Closed fetsorn closed 2 years ago
Hey there
There's no standard way - no. Mostly because that's an editor-level thing. Vanilla Emacs doesn't have the fidelity that you need (as you noted), but packages might. Same for the other editors.
The other option might be to run Emacs in a terminal and use something like this? But I haven't tried it really.
To be honest, when I need a record of things I normally just do a reasonably hi-fi screencap (which does require a slightly beefier machine). And the fact that the exact keystrokes are lost is part of the fun ephemerality of livecoding :)
I see, thanks for a reply.
A note on asciinema since you haven't tried it. AFAIK, if you run Emacs in a terminal and use asciinema, it will record and replay stdout, but it won't reenact the inputs or reproduce the sound of extempore. Still, asciinema produces a screen recording with selectable text, which you can publish alongside the screencap. And it outputs a .cast file with timestamps of inputs, which can perhaps be useful for self-analysis.
Closing this since the question was answered, will come back if I have any luck with Codio or Elisp.
One other note on this - years ago I wrote up a little keylogger minor mode - you can see it here.
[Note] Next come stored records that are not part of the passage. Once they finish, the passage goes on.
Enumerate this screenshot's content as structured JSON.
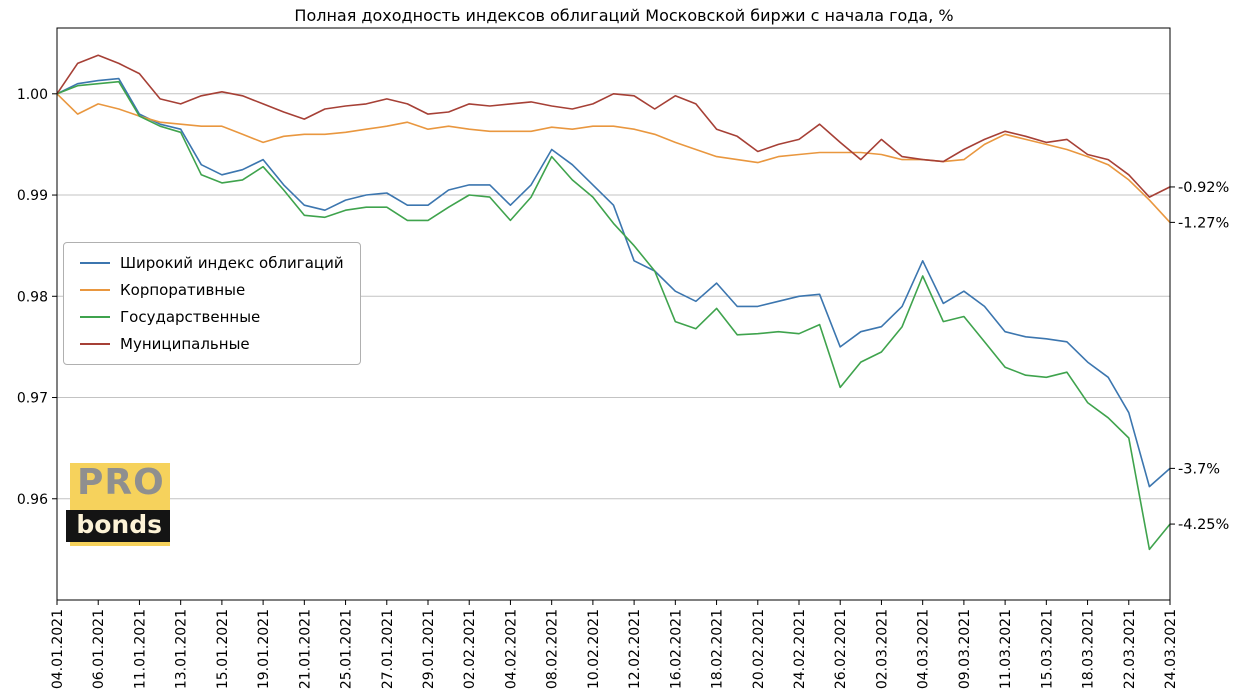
{
  "title": "Полная доходность индексов облигаций Московской биржи с начала года, %",
  "logo": {
    "line1": "PRO",
    "line2": "bonds"
  },
  "chart_data": {
    "type": "line",
    "title": "Полная доходность индексов облигаций Московской биржи с начала года, %",
    "xlabel": "",
    "ylabel": "",
    "grid": "horizontal",
    "legend_position": "center-left",
    "ylim": [
      0.95,
      1.0065
    ],
    "y_ticks": [
      0.96,
      0.97,
      0.98,
      0.99,
      1.0
    ],
    "tick_every": 2,
    "x_tick_labels": [
      "04.01.2021",
      "06.01.2021",
      "11.01.2021",
      "13.01.2021",
      "15.01.2021",
      "19.01.2021",
      "21.01.2021",
      "25.01.2021",
      "27.01.2021",
      "29.01.2021",
      "02.02.2021",
      "04.02.2021",
      "08.02.2021",
      "10.02.2021",
      "12.02.2021",
      "16.02.2021",
      "18.02.2021",
      "20.02.2021",
      "24.02.2021",
      "26.02.2021",
      "02.03.2021",
      "04.03.2021",
      "09.03.2021",
      "11.03.2021",
      "15.03.2021",
      "18.03.2021",
      "22.03.2021",
      "24.03.2021"
    ],
    "series": [
      {
        "name": "Широкий индекс облигаций",
        "color": "#3c76af",
        "final_label": "-3.7%",
        "values": [
          1.0,
          1.001,
          1.0013,
          1.0015,
          0.998,
          0.997,
          0.9965,
          0.993,
          0.992,
          0.9925,
          0.9935,
          0.991,
          0.989,
          0.9885,
          0.9895,
          0.99,
          0.9902,
          0.989,
          0.989,
          0.9905,
          0.991,
          0.991,
          0.989,
          0.991,
          0.9945,
          0.993,
          0.991,
          0.989,
          0.9835,
          0.9825,
          0.9805,
          0.9795,
          0.9813,
          0.979,
          0.979,
          0.9795,
          0.98,
          0.9802,
          0.975,
          0.9765,
          0.977,
          0.979,
          0.9835,
          0.9793,
          0.9805,
          0.979,
          0.9765,
          0.976,
          0.9758,
          0.9755,
          0.9735,
          0.972,
          0.9685,
          0.9612,
          0.963
        ]
      },
      {
        "name": "Корпоративные",
        "color": "#e9973f",
        "final_label": "-1.27%",
        "values": [
          1.0,
          0.998,
          0.999,
          0.9985,
          0.9978,
          0.9972,
          0.997,
          0.9968,
          0.9968,
          0.996,
          0.9952,
          0.9958,
          0.996,
          0.996,
          0.9962,
          0.9965,
          0.9968,
          0.9972,
          0.9965,
          0.9968,
          0.9965,
          0.9963,
          0.9963,
          0.9963,
          0.9967,
          0.9965,
          0.9968,
          0.9968,
          0.9965,
          0.996,
          0.9952,
          0.9945,
          0.9938,
          0.9935,
          0.9932,
          0.9938,
          0.994,
          0.9942,
          0.9942,
          0.9942,
          0.994,
          0.9935,
          0.9935,
          0.9933,
          0.9935,
          0.995,
          0.996,
          0.9955,
          0.995,
          0.9945,
          0.9938,
          0.993,
          0.9915,
          0.9895,
          0.9873
        ]
      },
      {
        "name": "Государственные",
        "color": "#3fa34d",
        "final_label": "-4.25%",
        "values": [
          1.0,
          1.0008,
          1.001,
          1.0012,
          0.9978,
          0.9968,
          0.9962,
          0.992,
          0.9912,
          0.9915,
          0.9928,
          0.9905,
          0.988,
          0.9878,
          0.9885,
          0.9888,
          0.9888,
          0.9875,
          0.9875,
          0.9888,
          0.99,
          0.9898,
          0.9875,
          0.9898,
          0.9938,
          0.9915,
          0.9898,
          0.9872,
          0.985,
          0.9825,
          0.9775,
          0.9768,
          0.9788,
          0.9762,
          0.9763,
          0.9765,
          0.9763,
          0.9772,
          0.971,
          0.9735,
          0.9745,
          0.977,
          0.982,
          0.9775,
          0.978,
          0.9755,
          0.973,
          0.9722,
          0.972,
          0.9725,
          0.9695,
          0.968,
          0.966,
          0.955,
          0.9575
        ]
      },
      {
        "name": "Муниципальные",
        "color": "#a64036",
        "final_label": "-0.92%",
        "values": [
          1.0,
          1.003,
          1.0038,
          1.003,
          1.002,
          0.9995,
          0.999,
          0.9998,
          1.0002,
          0.9998,
          0.999,
          0.9982,
          0.9975,
          0.9985,
          0.9988,
          0.999,
          0.9995,
          0.999,
          0.998,
          0.9982,
          0.999,
          0.9988,
          0.999,
          0.9992,
          0.9988,
          0.9985,
          0.999,
          1.0,
          0.9998,
          0.9985,
          0.9998,
          0.999,
          0.9965,
          0.9958,
          0.9943,
          0.995,
          0.9955,
          0.997,
          0.9952,
          0.9935,
          0.9955,
          0.9938,
          0.9935,
          0.9933,
          0.9945,
          0.9955,
          0.9963,
          0.9958,
          0.9952,
          0.9955,
          0.994,
          0.9935,
          0.992,
          0.9898,
          0.9908
        ]
      }
    ],
    "right_annotations": [
      {
        "label": "-0.92%",
        "value": 0.9908
      },
      {
        "label": "-1.27%",
        "value": 0.9873
      },
      {
        "label": "-3.7%",
        "value": 0.963
      },
      {
        "label": "-4.25%",
        "value": 0.9575
      }
    ]
  }
}
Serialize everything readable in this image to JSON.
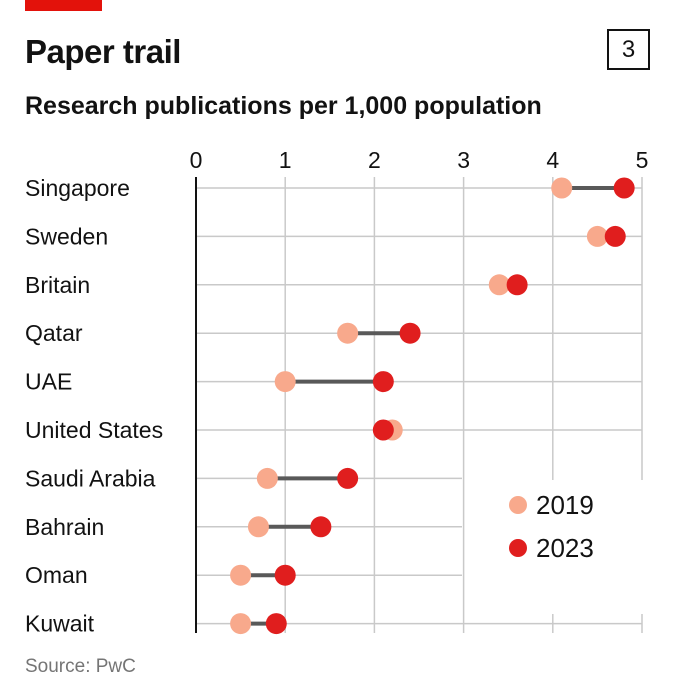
{
  "header": {
    "title": "Paper trail",
    "chart_number": "3",
    "subtitle": "Research publications per 1,000 population"
  },
  "footer": {
    "source": "Source: PwC"
  },
  "colors": {
    "accent_bar": "#e3120b",
    "series_2019": "#f8a98c",
    "series_2023": "#e01e1e",
    "connector": "#595959",
    "grid": "#c9c9c9",
    "axis": "#121212"
  },
  "chart_data": {
    "type": "dot-plot",
    "categories": [
      "Singapore",
      "Sweden",
      "Britain",
      "Qatar",
      "UAE",
      "United States",
      "Saudi Arabia",
      "Bahrain",
      "Oman",
      "Kuwait"
    ],
    "series": [
      {
        "name": "2019",
        "values": [
          4.1,
          4.5,
          3.4,
          1.7,
          1.0,
          2.2,
          0.8,
          0.7,
          0.5,
          0.5
        ]
      },
      {
        "name": "2023",
        "values": [
          4.8,
          4.7,
          3.6,
          2.4,
          2.1,
          2.1,
          1.7,
          1.4,
          1.0,
          0.9
        ]
      }
    ],
    "xlim": [
      0,
      5
    ],
    "xticks": [
      "0",
      "1",
      "2",
      "3",
      "4",
      "5"
    ],
    "xaxis_position": "top",
    "grid": true,
    "legend_position": "bottom-right"
  }
}
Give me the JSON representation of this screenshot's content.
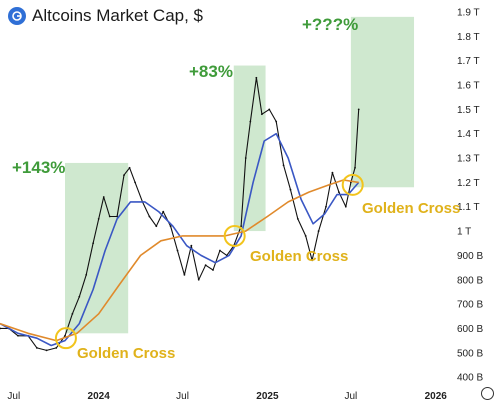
{
  "header": {
    "title": "Altcoins Market Cap, $"
  },
  "chart_data": {
    "type": "line",
    "title": "Altcoins Market Cap, $",
    "y_unit": "USD",
    "ylim": [
      0.38,
      1.9
    ],
    "y_ticks": [
      {
        "label": "1.9 T",
        "v": 1.9
      },
      {
        "label": "1.8 T",
        "v": 1.8
      },
      {
        "label": "1.7 T",
        "v": 1.7
      },
      {
        "label": "1.6 T",
        "v": 1.6
      },
      {
        "label": "1.5 T",
        "v": 1.5
      },
      {
        "label": "1.4 T",
        "v": 1.4
      },
      {
        "label": "1.3 T",
        "v": 1.3
      },
      {
        "label": "1.2 T",
        "v": 1.2
      },
      {
        "label": "1.1 T",
        "v": 1.1
      },
      {
        "label": "1 T",
        "v": 1.0
      },
      {
        "label": "900 B",
        "v": 0.9
      },
      {
        "label": "800 B",
        "v": 0.8
      },
      {
        "label": "700 B",
        "v": 0.7
      },
      {
        "label": "600 B",
        "v": 0.6
      },
      {
        "label": "500 B",
        "v": 0.5
      },
      {
        "label": "400 B",
        "v": 0.4
      }
    ],
    "xlim": [
      "2023-06-01",
      "2026-02-01"
    ],
    "x_ticks": [
      {
        "label": "Jul",
        "date": "2023-07-01",
        "bold": false
      },
      {
        "label": "2024",
        "date": "2024-01-01",
        "bold": true
      },
      {
        "label": "Jul",
        "date": "2024-07-01",
        "bold": false
      },
      {
        "label": "2025",
        "date": "2025-01-01",
        "bold": true
      },
      {
        "label": "Jul",
        "date": "2025-07-01",
        "bold": false
      },
      {
        "label": "2026",
        "date": "2026-01-01",
        "bold": true
      }
    ],
    "series": [
      {
        "key": "price",
        "color": "#111111",
        "points": [
          [
            "2023-06-01",
            0.6
          ],
          [
            "2023-06-20",
            0.6
          ],
          [
            "2023-07-10",
            0.57
          ],
          [
            "2023-08-01",
            0.57
          ],
          [
            "2023-08-20",
            0.52
          ],
          [
            "2023-09-10",
            0.51
          ],
          [
            "2023-10-01",
            0.52
          ],
          [
            "2023-10-20",
            0.57
          ],
          [
            "2023-11-05",
            0.66
          ],
          [
            "2023-11-20",
            0.73
          ],
          [
            "2023-12-05",
            0.82
          ],
          [
            "2023-12-20",
            0.95
          ],
          [
            "2024-01-01",
            1.05
          ],
          [
            "2024-01-12",
            1.14
          ],
          [
            "2024-01-25",
            1.06
          ],
          [
            "2024-02-10",
            1.06
          ],
          [
            "2024-02-25",
            1.23
          ],
          [
            "2024-03-08",
            1.26
          ],
          [
            "2024-03-20",
            1.2
          ],
          [
            "2024-04-05",
            1.12
          ],
          [
            "2024-04-20",
            1.06
          ],
          [
            "2024-05-05",
            1.02
          ],
          [
            "2024-05-20",
            1.08
          ],
          [
            "2024-06-05",
            1.02
          ],
          [
            "2024-06-20",
            0.92
          ],
          [
            "2024-07-05",
            0.82
          ],
          [
            "2024-07-20",
            0.94
          ],
          [
            "2024-08-05",
            0.8
          ],
          [
            "2024-08-20",
            0.86
          ],
          [
            "2024-09-05",
            0.84
          ],
          [
            "2024-09-20",
            0.92
          ],
          [
            "2024-10-05",
            0.9
          ],
          [
            "2024-10-20",
            0.94
          ],
          [
            "2024-11-05",
            1.02
          ],
          [
            "2024-11-15",
            1.3
          ],
          [
            "2024-11-25",
            1.45
          ],
          [
            "2024-12-08",
            1.63
          ],
          [
            "2024-12-20",
            1.48
          ],
          [
            "2025-01-05",
            1.5
          ],
          [
            "2025-01-20",
            1.45
          ],
          [
            "2025-02-05",
            1.27
          ],
          [
            "2025-02-20",
            1.17
          ],
          [
            "2025-03-08",
            1.05
          ],
          [
            "2025-03-25",
            0.98
          ],
          [
            "2025-04-08",
            0.88
          ],
          [
            "2025-04-22",
            1.0
          ],
          [
            "2025-05-08",
            1.1
          ],
          [
            "2025-05-22",
            1.24
          ],
          [
            "2025-06-05",
            1.16
          ],
          [
            "2025-06-20",
            1.1
          ],
          [
            "2025-07-01",
            1.2
          ],
          [
            "2025-07-10",
            1.26
          ],
          [
            "2025-07-18",
            1.5
          ]
        ]
      },
      {
        "key": "ma_short",
        "color": "#3a57c4",
        "points": [
          [
            "2023-06-01",
            0.62
          ],
          [
            "2023-07-10",
            0.58
          ],
          [
            "2023-08-20",
            0.56
          ],
          [
            "2023-09-20",
            0.53
          ],
          [
            "2023-10-20",
            0.55
          ],
          [
            "2023-11-20",
            0.62
          ],
          [
            "2023-12-20",
            0.76
          ],
          [
            "2024-01-15",
            0.92
          ],
          [
            "2024-02-10",
            1.05
          ],
          [
            "2024-03-10",
            1.12
          ],
          [
            "2024-04-10",
            1.12
          ],
          [
            "2024-05-10",
            1.08
          ],
          [
            "2024-06-10",
            1.02
          ],
          [
            "2024-07-10",
            0.94
          ],
          [
            "2024-08-10",
            0.9
          ],
          [
            "2024-09-10",
            0.87
          ],
          [
            "2024-10-10",
            0.9
          ],
          [
            "2024-11-05",
            0.98
          ],
          [
            "2024-12-01",
            1.2
          ],
          [
            "2024-12-25",
            1.37
          ],
          [
            "2025-01-20",
            1.4
          ],
          [
            "2025-02-15",
            1.3
          ],
          [
            "2025-03-15",
            1.13
          ],
          [
            "2025-04-10",
            1.03
          ],
          [
            "2025-05-05",
            1.07
          ],
          [
            "2025-06-01",
            1.15
          ],
          [
            "2025-06-25",
            1.15
          ],
          [
            "2025-07-18",
            1.2
          ]
        ]
      },
      {
        "key": "ma_long",
        "color": "#e08a2c",
        "points": [
          [
            "2023-06-01",
            0.62
          ],
          [
            "2023-08-01",
            0.58
          ],
          [
            "2023-10-01",
            0.55
          ],
          [
            "2023-11-15",
            0.58
          ],
          [
            "2024-01-01",
            0.66
          ],
          [
            "2024-02-15",
            0.78
          ],
          [
            "2024-04-01",
            0.9
          ],
          [
            "2024-05-15",
            0.96
          ],
          [
            "2024-07-01",
            0.98
          ],
          [
            "2024-08-15",
            0.98
          ],
          [
            "2024-10-01",
            0.98
          ],
          [
            "2024-11-15",
            1.0
          ],
          [
            "2025-01-01",
            1.06
          ],
          [
            "2025-02-15",
            1.12
          ],
          [
            "2025-04-01",
            1.16
          ],
          [
            "2025-05-15",
            1.19
          ],
          [
            "2025-06-15",
            1.21
          ],
          [
            "2025-07-18",
            1.2
          ]
        ]
      }
    ],
    "highlight_zones": [
      {
        "x0": "2023-10-20",
        "x1": "2024-03-05",
        "y0": 0.58,
        "y1": 1.28
      },
      {
        "x0": "2024-10-20",
        "x1": "2024-12-28",
        "y0": 1.0,
        "y1": 1.68
      },
      {
        "x0": "2025-07-01",
        "x1": "2025-11-15",
        "y0": 1.18,
        "y1": 1.88
      }
    ],
    "golden_cross_markers": [
      {
        "date": "2023-10-22",
        "v": 0.56
      },
      {
        "date": "2024-10-22",
        "v": 0.98
      },
      {
        "date": "2025-07-05",
        "v": 1.19
      }
    ],
    "annotations": {
      "gain_1": "+143%",
      "gain_2": "+83%",
      "gain_3": "+???%",
      "cross_1": "Golden Cross",
      "cross_2": "Golden Cross",
      "cross_3": "Golden Cross"
    },
    "colors": {
      "zone": "#cfe8cf",
      "marker": "#f2c41c",
      "gain_text": "#3f9b3a",
      "cross_text": "#e0b21b"
    }
  }
}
The goal was to have something (in Emacs) which captured timestamped keystrokes, extempore evals & other commands. It was hacky & gross, and it sortof worked, but I eventually abandoned that type of "record & replay" approach for the "just record the video & the source is lost to time" thing I mentioned above. But you're welcome to pinch any of it.
Is there a common way to record and replay keystrokes to reproduce an extempore coding session? I have yet to find a FOSS that can record keystrokes with delays and replay them. Emacs macros don't record original delays, vscode's Codio appears to be broken, asciinema only works in the terminal, macos' Automator doesn't record original delays either.